Time-resolved x-ray microdiffraction studies of phase transformations during rapidly propagating reactions in Al/Ni and Zr/Ni multilayer foils

Abstract

We showed how intermetallic formation reactions can be studied under rapid heating (106–107 K s−1) using x-ray microdiffraction with temporal resolution on microsecond time scales. Rapid heating was achieved by initiating an exothermic reaction in multilayer foils comprising alternating nanoscale layers of elemental metals.
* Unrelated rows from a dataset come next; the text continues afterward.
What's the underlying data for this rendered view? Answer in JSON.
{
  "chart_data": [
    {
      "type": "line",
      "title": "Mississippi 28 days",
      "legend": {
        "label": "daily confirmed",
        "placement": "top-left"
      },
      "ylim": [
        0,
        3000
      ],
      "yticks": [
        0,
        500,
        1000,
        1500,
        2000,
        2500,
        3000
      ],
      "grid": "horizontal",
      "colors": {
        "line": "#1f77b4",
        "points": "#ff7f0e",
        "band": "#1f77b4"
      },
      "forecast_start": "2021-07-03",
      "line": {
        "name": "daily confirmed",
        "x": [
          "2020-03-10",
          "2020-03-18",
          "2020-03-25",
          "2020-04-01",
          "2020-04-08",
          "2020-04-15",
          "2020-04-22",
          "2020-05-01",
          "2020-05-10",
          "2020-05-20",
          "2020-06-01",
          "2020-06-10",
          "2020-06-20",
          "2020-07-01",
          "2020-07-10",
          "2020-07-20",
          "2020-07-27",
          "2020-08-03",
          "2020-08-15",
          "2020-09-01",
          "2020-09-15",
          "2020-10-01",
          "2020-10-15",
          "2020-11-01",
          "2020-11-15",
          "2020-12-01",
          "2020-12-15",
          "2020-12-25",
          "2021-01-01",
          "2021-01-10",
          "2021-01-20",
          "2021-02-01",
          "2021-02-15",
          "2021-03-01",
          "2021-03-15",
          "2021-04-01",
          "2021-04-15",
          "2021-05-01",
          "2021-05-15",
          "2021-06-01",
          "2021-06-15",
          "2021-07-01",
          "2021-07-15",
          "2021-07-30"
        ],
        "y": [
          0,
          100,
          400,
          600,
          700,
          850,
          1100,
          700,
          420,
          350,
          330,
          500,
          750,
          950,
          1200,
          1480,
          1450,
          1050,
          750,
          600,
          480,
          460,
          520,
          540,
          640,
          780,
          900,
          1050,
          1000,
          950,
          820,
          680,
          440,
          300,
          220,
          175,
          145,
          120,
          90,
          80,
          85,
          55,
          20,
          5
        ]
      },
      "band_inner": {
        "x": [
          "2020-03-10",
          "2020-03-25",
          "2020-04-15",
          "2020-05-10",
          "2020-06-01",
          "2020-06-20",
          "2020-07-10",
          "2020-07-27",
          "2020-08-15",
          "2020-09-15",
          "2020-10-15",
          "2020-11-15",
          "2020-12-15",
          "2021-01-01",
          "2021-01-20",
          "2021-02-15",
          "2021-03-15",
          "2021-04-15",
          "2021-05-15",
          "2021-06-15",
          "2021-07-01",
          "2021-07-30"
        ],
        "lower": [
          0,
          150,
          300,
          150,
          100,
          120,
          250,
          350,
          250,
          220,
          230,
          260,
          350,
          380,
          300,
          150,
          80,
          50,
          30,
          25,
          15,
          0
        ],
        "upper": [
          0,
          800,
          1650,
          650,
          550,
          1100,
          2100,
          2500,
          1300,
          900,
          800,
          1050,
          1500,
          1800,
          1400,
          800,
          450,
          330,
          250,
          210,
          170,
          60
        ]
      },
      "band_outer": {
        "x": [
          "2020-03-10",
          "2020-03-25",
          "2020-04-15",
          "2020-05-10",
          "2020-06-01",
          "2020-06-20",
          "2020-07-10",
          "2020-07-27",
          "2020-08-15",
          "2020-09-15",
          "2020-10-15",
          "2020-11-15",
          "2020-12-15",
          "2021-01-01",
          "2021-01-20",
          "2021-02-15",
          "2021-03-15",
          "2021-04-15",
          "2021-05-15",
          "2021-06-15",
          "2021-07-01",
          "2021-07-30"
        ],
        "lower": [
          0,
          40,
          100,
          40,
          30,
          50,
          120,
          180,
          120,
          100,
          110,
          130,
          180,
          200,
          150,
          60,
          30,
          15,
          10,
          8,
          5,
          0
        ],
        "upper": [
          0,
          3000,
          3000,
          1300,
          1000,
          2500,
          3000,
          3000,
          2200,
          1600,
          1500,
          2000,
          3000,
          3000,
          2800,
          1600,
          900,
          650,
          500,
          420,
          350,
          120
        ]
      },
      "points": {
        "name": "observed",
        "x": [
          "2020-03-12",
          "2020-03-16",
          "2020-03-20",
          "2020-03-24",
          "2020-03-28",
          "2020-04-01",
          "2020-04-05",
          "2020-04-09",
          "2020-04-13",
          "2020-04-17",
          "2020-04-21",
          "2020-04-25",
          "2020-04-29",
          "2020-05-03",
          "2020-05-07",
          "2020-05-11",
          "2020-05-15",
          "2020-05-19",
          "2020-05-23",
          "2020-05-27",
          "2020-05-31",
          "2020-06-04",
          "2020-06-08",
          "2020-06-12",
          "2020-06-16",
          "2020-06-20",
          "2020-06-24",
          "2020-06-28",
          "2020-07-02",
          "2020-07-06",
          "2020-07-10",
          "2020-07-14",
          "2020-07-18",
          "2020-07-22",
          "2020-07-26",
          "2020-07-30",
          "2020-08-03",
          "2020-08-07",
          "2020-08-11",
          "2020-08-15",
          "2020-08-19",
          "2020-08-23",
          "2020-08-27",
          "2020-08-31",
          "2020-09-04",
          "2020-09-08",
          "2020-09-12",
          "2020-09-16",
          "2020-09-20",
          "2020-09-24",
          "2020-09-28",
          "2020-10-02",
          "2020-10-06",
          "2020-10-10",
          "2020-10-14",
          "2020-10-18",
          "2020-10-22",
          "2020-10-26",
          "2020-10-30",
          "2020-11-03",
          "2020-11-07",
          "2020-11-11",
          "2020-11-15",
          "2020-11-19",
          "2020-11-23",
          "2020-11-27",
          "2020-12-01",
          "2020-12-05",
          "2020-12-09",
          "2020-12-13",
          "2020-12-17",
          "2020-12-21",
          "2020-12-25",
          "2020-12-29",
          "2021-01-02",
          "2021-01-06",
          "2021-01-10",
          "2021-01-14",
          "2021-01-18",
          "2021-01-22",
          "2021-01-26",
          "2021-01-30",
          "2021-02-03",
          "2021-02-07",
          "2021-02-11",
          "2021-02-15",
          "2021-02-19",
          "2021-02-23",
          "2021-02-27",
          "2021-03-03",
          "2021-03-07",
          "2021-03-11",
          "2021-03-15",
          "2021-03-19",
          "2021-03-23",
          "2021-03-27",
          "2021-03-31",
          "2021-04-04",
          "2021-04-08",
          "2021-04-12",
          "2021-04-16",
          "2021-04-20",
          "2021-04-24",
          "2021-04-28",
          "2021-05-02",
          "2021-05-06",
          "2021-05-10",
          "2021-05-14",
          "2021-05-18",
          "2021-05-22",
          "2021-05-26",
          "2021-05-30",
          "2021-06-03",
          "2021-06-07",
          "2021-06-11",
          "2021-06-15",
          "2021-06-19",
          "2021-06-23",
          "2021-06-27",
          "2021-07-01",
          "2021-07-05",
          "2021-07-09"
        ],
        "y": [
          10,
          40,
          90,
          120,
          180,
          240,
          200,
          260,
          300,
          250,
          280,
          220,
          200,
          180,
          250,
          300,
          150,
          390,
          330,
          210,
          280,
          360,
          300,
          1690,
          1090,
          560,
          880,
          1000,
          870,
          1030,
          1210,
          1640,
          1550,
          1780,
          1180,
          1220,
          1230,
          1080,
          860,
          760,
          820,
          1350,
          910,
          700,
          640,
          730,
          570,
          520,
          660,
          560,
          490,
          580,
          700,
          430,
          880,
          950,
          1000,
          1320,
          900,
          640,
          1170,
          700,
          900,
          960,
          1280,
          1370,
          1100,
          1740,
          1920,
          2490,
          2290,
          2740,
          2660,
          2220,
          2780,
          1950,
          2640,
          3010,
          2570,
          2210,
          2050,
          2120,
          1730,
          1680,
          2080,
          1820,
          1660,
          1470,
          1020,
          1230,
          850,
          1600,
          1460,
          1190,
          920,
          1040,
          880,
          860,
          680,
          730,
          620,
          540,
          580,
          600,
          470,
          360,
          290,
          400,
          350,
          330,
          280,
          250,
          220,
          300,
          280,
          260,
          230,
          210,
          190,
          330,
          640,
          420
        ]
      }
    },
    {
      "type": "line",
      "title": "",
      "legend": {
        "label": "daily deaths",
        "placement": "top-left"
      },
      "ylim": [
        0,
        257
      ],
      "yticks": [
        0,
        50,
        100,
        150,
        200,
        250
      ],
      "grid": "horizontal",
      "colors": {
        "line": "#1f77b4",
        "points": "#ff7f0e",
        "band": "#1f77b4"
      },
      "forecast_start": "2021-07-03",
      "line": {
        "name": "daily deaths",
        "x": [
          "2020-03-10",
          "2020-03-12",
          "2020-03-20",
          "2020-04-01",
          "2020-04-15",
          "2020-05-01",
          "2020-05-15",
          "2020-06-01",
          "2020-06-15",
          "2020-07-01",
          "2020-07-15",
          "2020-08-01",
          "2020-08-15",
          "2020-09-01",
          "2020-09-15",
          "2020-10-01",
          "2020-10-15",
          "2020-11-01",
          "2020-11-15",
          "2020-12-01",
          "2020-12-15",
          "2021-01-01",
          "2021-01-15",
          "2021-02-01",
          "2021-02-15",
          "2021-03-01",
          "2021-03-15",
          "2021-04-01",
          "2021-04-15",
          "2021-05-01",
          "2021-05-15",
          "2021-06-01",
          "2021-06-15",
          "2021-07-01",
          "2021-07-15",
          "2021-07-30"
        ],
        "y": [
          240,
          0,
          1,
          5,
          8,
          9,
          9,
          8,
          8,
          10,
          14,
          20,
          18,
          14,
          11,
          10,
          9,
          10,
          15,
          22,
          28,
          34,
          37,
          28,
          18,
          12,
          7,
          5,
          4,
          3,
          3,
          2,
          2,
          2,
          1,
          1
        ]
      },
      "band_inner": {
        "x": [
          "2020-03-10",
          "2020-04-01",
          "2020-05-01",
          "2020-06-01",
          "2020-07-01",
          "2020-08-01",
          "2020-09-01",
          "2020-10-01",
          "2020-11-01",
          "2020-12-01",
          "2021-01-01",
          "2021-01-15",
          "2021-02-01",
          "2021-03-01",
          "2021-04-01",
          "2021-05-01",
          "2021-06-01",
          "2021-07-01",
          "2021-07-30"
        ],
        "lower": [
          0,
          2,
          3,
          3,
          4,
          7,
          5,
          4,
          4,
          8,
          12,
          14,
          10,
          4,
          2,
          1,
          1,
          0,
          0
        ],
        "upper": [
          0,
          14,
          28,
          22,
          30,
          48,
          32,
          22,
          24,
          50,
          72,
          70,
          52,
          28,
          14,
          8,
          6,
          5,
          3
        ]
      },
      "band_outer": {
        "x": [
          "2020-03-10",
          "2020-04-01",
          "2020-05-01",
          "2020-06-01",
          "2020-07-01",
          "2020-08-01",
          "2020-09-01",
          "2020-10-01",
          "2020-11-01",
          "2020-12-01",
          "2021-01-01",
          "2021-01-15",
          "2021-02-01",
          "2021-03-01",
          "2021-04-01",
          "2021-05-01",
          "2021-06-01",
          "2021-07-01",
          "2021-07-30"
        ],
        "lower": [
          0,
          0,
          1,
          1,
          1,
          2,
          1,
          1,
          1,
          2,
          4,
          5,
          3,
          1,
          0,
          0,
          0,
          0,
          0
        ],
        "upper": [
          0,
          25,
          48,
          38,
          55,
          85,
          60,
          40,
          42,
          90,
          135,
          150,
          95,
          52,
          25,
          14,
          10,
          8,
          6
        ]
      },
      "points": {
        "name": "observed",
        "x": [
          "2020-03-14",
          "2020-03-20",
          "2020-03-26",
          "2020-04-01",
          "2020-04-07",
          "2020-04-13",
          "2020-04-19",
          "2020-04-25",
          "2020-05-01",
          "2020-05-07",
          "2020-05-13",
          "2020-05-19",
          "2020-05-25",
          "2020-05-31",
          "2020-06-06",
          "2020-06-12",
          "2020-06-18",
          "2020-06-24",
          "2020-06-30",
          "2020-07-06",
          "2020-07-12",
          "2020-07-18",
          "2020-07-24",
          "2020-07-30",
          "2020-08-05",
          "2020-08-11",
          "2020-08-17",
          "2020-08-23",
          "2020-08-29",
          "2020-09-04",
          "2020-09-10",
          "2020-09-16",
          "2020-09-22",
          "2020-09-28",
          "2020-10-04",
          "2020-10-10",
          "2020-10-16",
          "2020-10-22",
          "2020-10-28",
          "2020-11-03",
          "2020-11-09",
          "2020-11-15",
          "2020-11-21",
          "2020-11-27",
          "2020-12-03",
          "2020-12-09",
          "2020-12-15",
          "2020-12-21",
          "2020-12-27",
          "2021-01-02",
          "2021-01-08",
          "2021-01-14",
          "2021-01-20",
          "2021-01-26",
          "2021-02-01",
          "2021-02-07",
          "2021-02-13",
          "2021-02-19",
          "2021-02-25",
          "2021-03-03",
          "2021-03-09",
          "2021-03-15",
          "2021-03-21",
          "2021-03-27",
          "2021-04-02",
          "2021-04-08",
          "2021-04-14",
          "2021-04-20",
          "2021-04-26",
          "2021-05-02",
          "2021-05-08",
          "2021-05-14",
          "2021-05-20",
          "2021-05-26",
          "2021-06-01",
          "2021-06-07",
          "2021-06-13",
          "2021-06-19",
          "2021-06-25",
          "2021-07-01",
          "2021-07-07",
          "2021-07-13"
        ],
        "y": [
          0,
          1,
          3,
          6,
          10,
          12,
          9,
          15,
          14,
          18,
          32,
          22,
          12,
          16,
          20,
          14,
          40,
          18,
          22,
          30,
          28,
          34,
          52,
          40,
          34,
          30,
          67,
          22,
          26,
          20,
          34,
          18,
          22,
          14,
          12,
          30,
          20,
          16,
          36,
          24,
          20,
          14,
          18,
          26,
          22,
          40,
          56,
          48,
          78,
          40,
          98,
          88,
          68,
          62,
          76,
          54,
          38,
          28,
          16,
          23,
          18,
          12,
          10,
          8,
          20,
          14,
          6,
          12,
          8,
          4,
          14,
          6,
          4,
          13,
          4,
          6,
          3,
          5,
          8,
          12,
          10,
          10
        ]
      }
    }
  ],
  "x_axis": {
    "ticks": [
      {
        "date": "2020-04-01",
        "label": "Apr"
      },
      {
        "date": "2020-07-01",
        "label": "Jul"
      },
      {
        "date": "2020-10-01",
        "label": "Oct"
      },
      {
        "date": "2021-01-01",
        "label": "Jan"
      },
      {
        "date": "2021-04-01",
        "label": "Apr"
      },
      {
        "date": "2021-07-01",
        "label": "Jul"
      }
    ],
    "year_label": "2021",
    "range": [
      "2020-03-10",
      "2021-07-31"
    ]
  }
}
The reaction occurred in a front ∼100 μm wide which propagated across the foil at ∼1–10 m s−1. By using synchrotron x-rays focused to a small spot (60 μm diameter) and a fast pixel-array detector, we were able to track the evolution of phases in the reaction front during the initial heating transient, which occurred in approximately 1 ms, through cooling over a period of hundreds of milliseconds. In Al/Ni multilayer foils, the first phases to form were an Al-rich liquid and the cubic intermetallic AlNi (which likely formed by nucleation from the liquid). In foils of overall composition AlNi, this is the stable intermetallic and the only phase to form. In foils of composition Al3Ni2, during cooling we observed a peritectic reaction between AlNi and the remaining liquid to form Al3Ni2, which is the stable phase at room temperature and the final product of the reaction. This is in contrast to the sequence of phases under slow heating, where we observed formation of nonequilibrium Al9N2 first and do not observe formation of a liquid phase or the AlNi intermetallic. We also observed formation of an amorphous phase (along with crystalline ZrNi) during rapid heating of Zr/Ni multilayers, but in this system the temperature of the reaction front never reached the lowest liquidus temperature on the Zr–Ni phase diagram. This implies that the amorphous phase we observed was not a liquid arising from melting of a crystalline phase. We suggest instead that a Zr-rich amorphous solid formed due to solid-state interdiffusion, which then transformed to a supercooled liquid when the temperature exceeded the glass transition temperature. Formation of the supercooled liquid presumably facilitated continued rapid intermixing, which may be necessary to sustain a self-propagating reaction front in this system.